Réponse de le 09/01/2017 à 9:29 :
La notion d'investissement à long terme vous semble étrangère...
a écrit le 08/01/2017 à 18:42 :
Le problème avec la rénovation énergétique c'est l’échéance lointaine du retour sur investissement, parfois même le manque de retour sur investissement. Sans parler des normes, certes utiles en grande partie (définies au niveau international), mais faisant parfois l’objet de surcouches qui les rendent incompréhensives. Sinon même dissuasives, car rendues trop complexes pour être appliquées par les artisans.
Autant il parait facile de construire de nouvelles maisons aux normes RT0000 ou BBC, autant la rénovation est souvent compliquée. Une solution simple consisterait à responsabiliser les propriétaires et locataires en les orientant vers les solutions les plus simples et économiques. L’isolation, sans obligatoirement chercher la haute performance énergétique.
Surtout qu’avec les passoires thermiques construites pendant des décennies et chauffées aux "grilles pains électriques" 'promus à l’époque par un programme poussant à la consommation d’électricité). Maintenant cela coûte cher de changer de système de chauffage et dans beaucoup de cas la solution n’est que partiellement efficace.
Certes il y a des aides, mais les modifications fréquentes des dispositifs rendent le système illisible, poussant alternativement à la précipitation ou à l'inertie.

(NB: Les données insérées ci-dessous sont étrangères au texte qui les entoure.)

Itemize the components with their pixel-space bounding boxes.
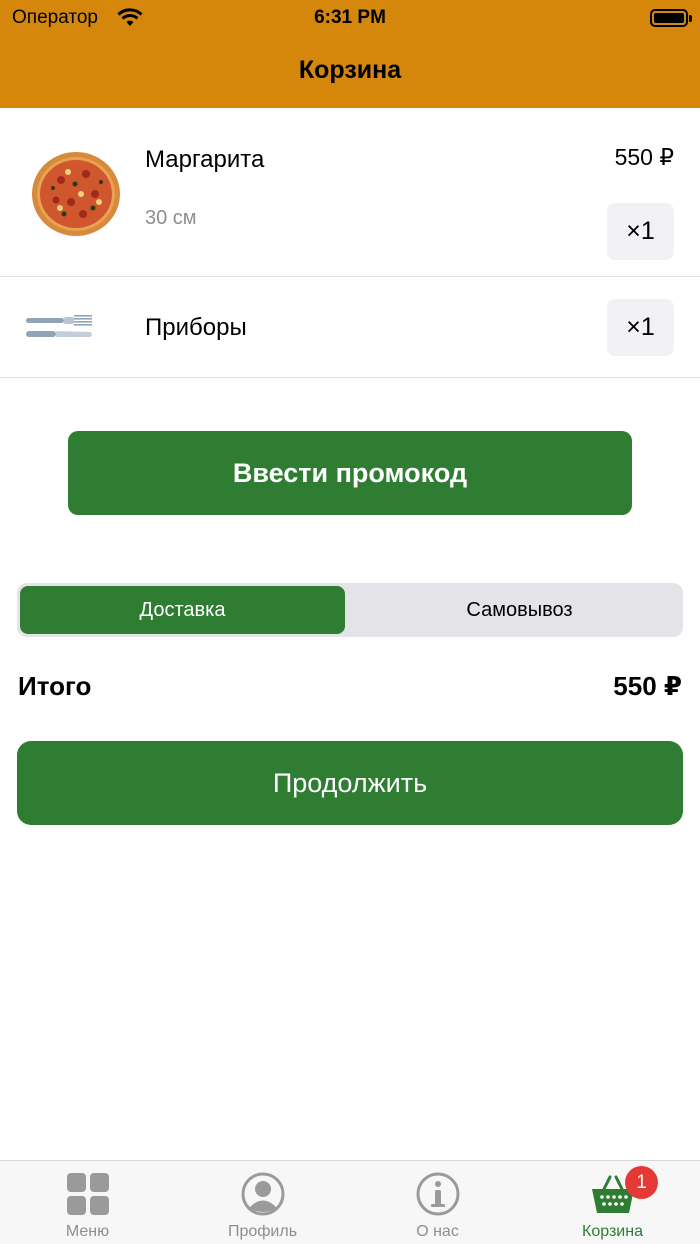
page-title: Корзина (298, 56, 402, 84)
quantity-button[interactable]: ×1 (607, 299, 674, 356)
tab-label: Меню (65, 1223, 110, 1240)
grid-icon (66, 1173, 109, 1215)
total-value: 550 ₽ (613, 671, 682, 701)
promo-code-button[interactable]: Ввести промокод (68, 431, 632, 515)
tab-profile[interactable]: Профиль (175, 1161, 350, 1244)
cart-item-cutlery[interactable]: Приборы ×1 (0, 277, 700, 378)
battery-icon (650, 9, 692, 27)
tab-label: О нас (416, 1223, 459, 1240)
pizza-image (32, 152, 120, 236)
item-name: Маргарита (145, 146, 265, 173)
tab-about[interactable]: О нас (350, 1161, 525, 1244)
segment-delivery[interactable]: Доставка (20, 586, 345, 634)
status-bar: Оператор 6:31 PM (0, 0, 700, 38)
segment-pickup[interactable]: Самовывоз (357, 586, 682, 634)
item-size: 30 см (145, 207, 197, 229)
cart-badge: 1 (625, 1166, 658, 1199)
info-icon (416, 1172, 459, 1216)
tab-label: Корзина (582, 1223, 643, 1240)
quantity-button[interactable]: ×1 (607, 203, 674, 260)
total-label: Итого (18, 671, 92, 701)
tab-bar: Меню Профиль О нас Корзина (0, 1160, 700, 1244)
continue-button[interactable]: Продолжить (17, 741, 683, 825)
tab-menu[interactable]: Меню (0, 1161, 175, 1244)
item-price: 550 ₽ (614, 144, 674, 170)
clock: 6:31 PM (314, 7, 386, 28)
tab-cart[interactable]: Корзина (525, 1161, 700, 1244)
delivery-mode-segmented-control: Доставка Самовывоз (17, 583, 683, 637)
navigation-header: Оператор 6:31 PM Корзина (0, 0, 700, 108)
item-name: Приборы (145, 314, 247, 341)
cutlery-image (26, 315, 92, 337)
tab-label: Профиль (227, 1223, 298, 1240)
cart-item-margarita[interactable]: Маргарита 30 см 550 ₽ ×1 (0, 108, 700, 277)
profile-icon (241, 1172, 284, 1216)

Ce qui ne facilite pas non plus la création d’une filière pérenne, pour effectuer le travail de manière professionnelle et réduire les coûts par des effets de volume.

Les smartgrids apportent de l’information, du pilotage et aident à réduire la consommation. Sauf qu’il va falloir payer pour cela. (même pour simplement connaitre sa consommation en temps réel - voir le compteur intelligent).

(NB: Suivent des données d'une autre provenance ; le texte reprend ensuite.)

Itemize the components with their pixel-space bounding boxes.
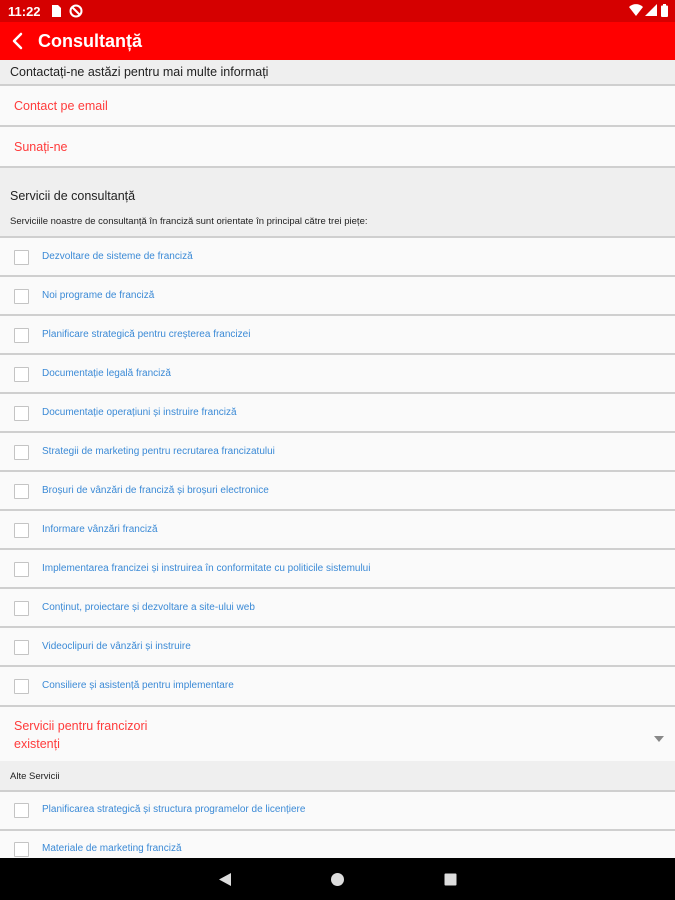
service-item-11[interactable]: Videoclipuri de vânzări și instruire [0,628,675,667]
services-heading: Servicii de consultanță [10,189,136,203]
email-contact-row[interactable]: Contact pe email [0,86,675,127]
contact-header: Contactați-ne astăzi pentru mai multe in… [0,60,675,86]
service-label: Documentație legală franciză [42,368,171,379]
status-time: 11:22 [8,4,41,19]
other-service-item-1[interactable]: Planificarea strategică și structura pro… [0,792,675,831]
services-description: Serviciile noastre de consultanță în fra… [10,216,368,227]
back-arrow-icon[interactable] [6,29,30,53]
existing-franchisors-line2: existenți [14,737,60,751]
checkbox[interactable] [14,289,29,304]
signal-icon [645,4,657,20]
service-item-4[interactable]: Documentație legală franciză [0,355,675,394]
service-item-6[interactable]: Strategii de marketing pentru recrutarea… [0,433,675,472]
checkbox[interactable] [14,367,29,382]
other-services-header: Alte Servicii [0,761,675,792]
sd-card-icon [50,4,62,21]
app-bar: Consultanță [0,22,675,60]
service-item-12[interactable]: Consiliere și asistență pentru implement… [0,667,675,707]
other-service-label: Materiale de marketing franciză [42,843,182,854]
other-services-heading: Alte Servicii [10,771,60,782]
service-label: Documentație operațiuni și instruire fra… [42,407,237,418]
checkbox[interactable] [14,484,29,499]
status-bar: 11:22 [0,0,675,22]
service-label: Informare vânzări franciză [42,524,158,535]
service-item-1[interactable]: Dezvoltare de sisteme de franciză [0,238,675,277]
wifi-icon [629,4,643,20]
service-label: Strategii de marketing pentru recrutarea… [42,446,275,457]
call-us-link[interactable]: Sunați-ne [14,140,68,154]
navigation-bar [0,858,675,900]
service-item-10[interactable]: Conținut, proiectare și dezvoltare a sit… [0,589,675,628]
blocked-icon [69,4,83,21]
service-label: Broșuri de vânzări de franciză și broșur… [42,485,269,496]
content-scroll[interactable]: Contactați-ne astăzi pentru mai multe in… [0,60,675,858]
checkbox[interactable] [14,842,29,857]
service-label: Videoclipuri de vânzări și instruire [42,641,191,652]
service-label: Conținut, proiectare și dezvoltare a sit… [42,602,255,613]
page-title: Consultanță [38,31,143,51]
service-item-7[interactable]: Broșuri de vânzări de franciză și broșur… [0,472,675,511]
service-label: Implementarea francizei și instruirea în… [42,563,371,574]
service-item-3[interactable]: Planificare strategică pentru creșterea … [0,316,675,355]
nav-recents-icon[interactable] [444,873,457,891]
service-item-9[interactable]: Implementarea francizei și instruirea în… [0,550,675,589]
checkbox[interactable] [14,250,29,265]
service-label: Dezvoltare de sisteme de franciză [42,251,193,262]
nav-home-icon[interactable] [330,872,345,892]
other-service-item-2[interactable]: Materiale de marketing franciză [0,831,675,858]
service-item-2[interactable]: Noi programe de franciză [0,277,675,316]
checkbox[interactable] [14,328,29,343]
service-item-5[interactable]: Documentație operațiuni și instruire fra… [0,394,675,433]
call-us-row[interactable]: Sunați-ne [0,127,675,168]
checkbox[interactable] [14,601,29,616]
existing-franchisors-line1: Servicii pentru francizori [14,719,148,733]
service-label: Consiliere și asistență pentru implement… [42,680,234,691]
checkbox[interactable] [14,406,29,421]
service-item-8[interactable]: Informare vânzări franciză [0,511,675,550]
checkbox[interactable] [14,562,29,577]
email-contact-link[interactable]: Contact pe email [14,99,108,113]
checkbox[interactable] [14,679,29,694]
checkbox[interactable] [14,640,29,655]
checkbox[interactable] [14,523,29,538]
dropdown-arrow-icon[interactable] [654,729,664,747]
other-service-label: Planificarea strategică și structura pro… [42,804,306,815]
services-header: Servicii de consultanță Serviciile noast… [0,168,675,238]
nav-back-icon[interactable] [218,872,232,892]
service-label: Noi programe de franciză [42,290,155,301]
battery-icon [661,4,668,20]
service-label: Planificare strategică pentru creșterea … [42,329,251,340]
contact-heading: Contactați-ne astăzi pentru mai multe in… [10,65,269,79]
checkbox[interactable] [14,803,29,818]
existing-franchisors-expander[interactable]: Servicii pentru francizori existenți [0,707,675,761]
checkbox[interactable] [14,445,29,460]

Le développement du véhicule électrique va également précipiter le développement des smartgrids, d'un système décentralisé (ou reparti) et des énergies renouvelables (déjà moins chères).

Le solaire photovoltaïque à un à fort potentiel de développement, même si cette filière à aussi été décimée par des politiques de stop and go et autres revirements à 180 degrés.
En autoproduction partielle et autoconsommation, c'est une solution techniquement simple à mettre en œuvre, d'autant plus si couplée aux smartgrids.

Les comportements changent, évolution technologique, concurrence et baisse des prix obligent. Malgré tout, on a encore l’impression qu’il y a des intérêts contradictoires en jeu (les fournisseurs ont-ils intérêt à faire baisser la consommation ?).